Maior investigação forense da história da polícia de Toronto

Um luso-canadiano poderia ter sido uma das vítimas mortais de Bruce McArthur que foi condenado a prisão perpétua pelo homicídio de oito homens há duas semanas. Jorge da Costa tem 56 anos e é um ativista dos direitos da comunidade LGBT em Toronto.
Na leitura da sentença o juiz disse que se McArthur não fosse detido provavelmente teria continuado a matar. A comunidade LGBT está chocada com o caso, mas defende que é preciso seguir em frente sem esquecer.
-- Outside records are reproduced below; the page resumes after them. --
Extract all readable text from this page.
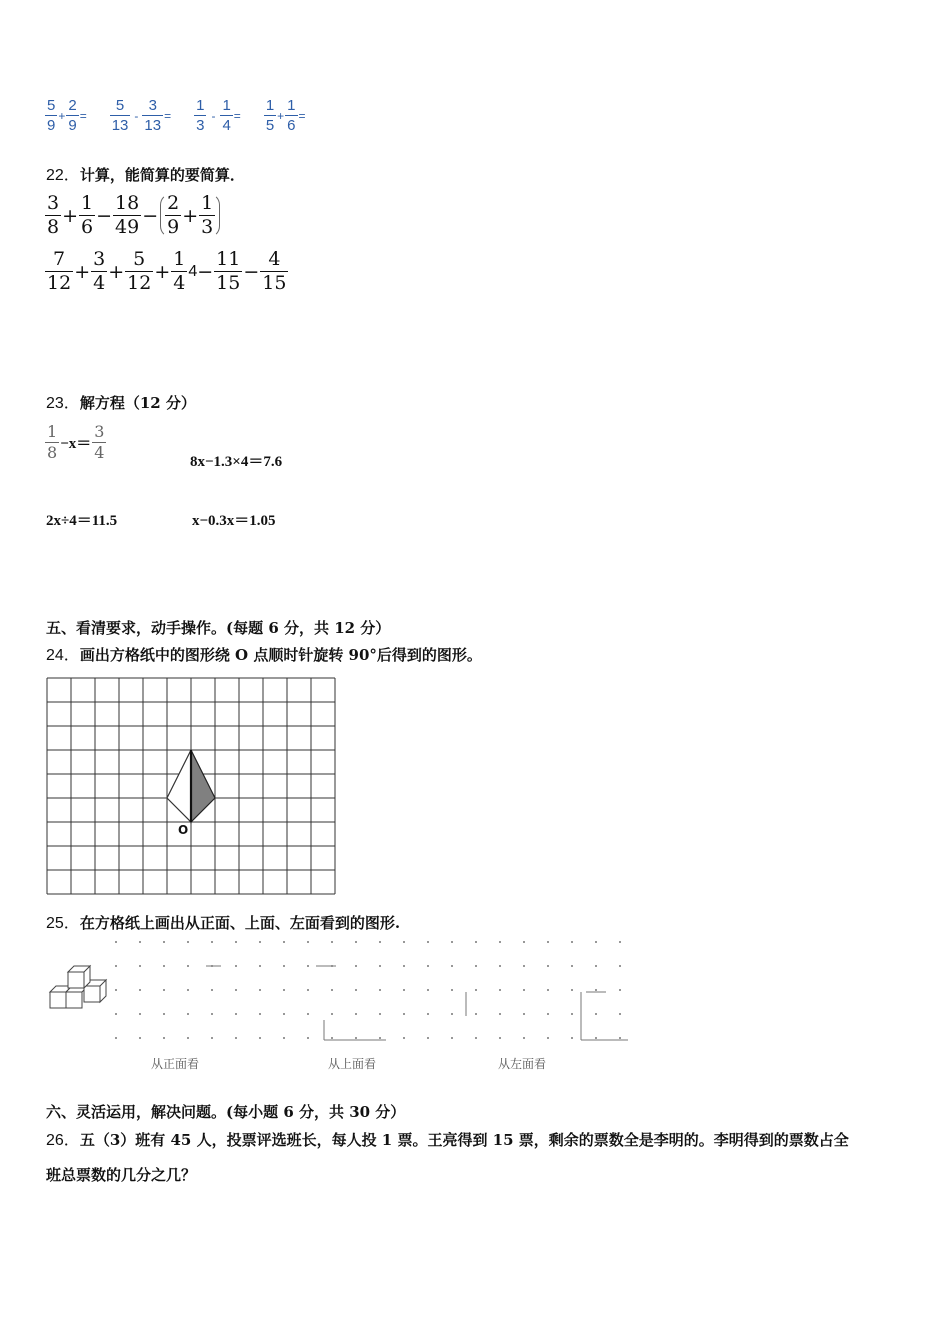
$\frac{5}{9} + \frac{2}{9} = \frac{5}{13} - \frac{3}{13} = \frac{1}{3} - \frac{1}{4} = \frac{1}{5} + \frac{1}{6}$ =
22．计算，能简算的要简算．
$\frac{3}{8} + \frac{1}{6} - \frac{18}{49} - \frac{2}{9} + \frac{1}{3}$
$\frac{7}{12} + \frac{3}{4} + \frac{5}{12} + \frac{1}{4} 4 - \frac{11}{15} - \frac{4}{15}$
23．解方程（12 分）
$\frac{1}{8} -x= \frac{3}{4}$
8x−1.3×4＝7.6
2x÷4＝11.5	x−0.3x＝1.05
五、看清要求，动手操作。(每题 6 分，共 12 分）
24．画出方格纸中的图形绕 O 点顺时针旋转 90°后得到的图形。
O
25．在方格纸上画出从正面、上面、左面看到的图形.
从正面看	从上面看	从左面看
六、灵活运用，解决问题。(每小题 6 分，共 30 分）
26．五（3）班有 45 人，投票评选班长，每人投 1 票。王亮得到 15 票，剩余的票数全是李明的。李明得到的票数占全
班总票数的几分之几？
Jorge da Costa contou ao Milénio Stadium que chegou a ser abordado por McArthur em aplicações para encontros gays, bi, trans e queer. “Em 2016 ele abordou-me no Grindr e explicou-me que gostava de BDSM (Bondage, Disciplina, Dominação, Submissão, Sadismo e Masoquismo). Eu disse-lhe que não estava interessado, mas recordo-me de ter sido abordado de novo por ele noutras aplicações”, adiantou.
Mas o ativista dos direitos da comunidade LGBT já conhecia a cara de Bruce McArthur de outras paragens e revelou-nos que conhecia três das vítimas mortais. “Eu sempre frequentei bares da Gay Village, entre a Weslley e a Gerard St, e ele andava muito nesses bares. Ele parecia ser uma pessoa muito calma e na comunidade gay até lhe chamávamos o Santa Claus (pai Natal). Nunca o vi ter nenhum comportamento abusivo e infelizmente conhecia três das vítimas”, referiu.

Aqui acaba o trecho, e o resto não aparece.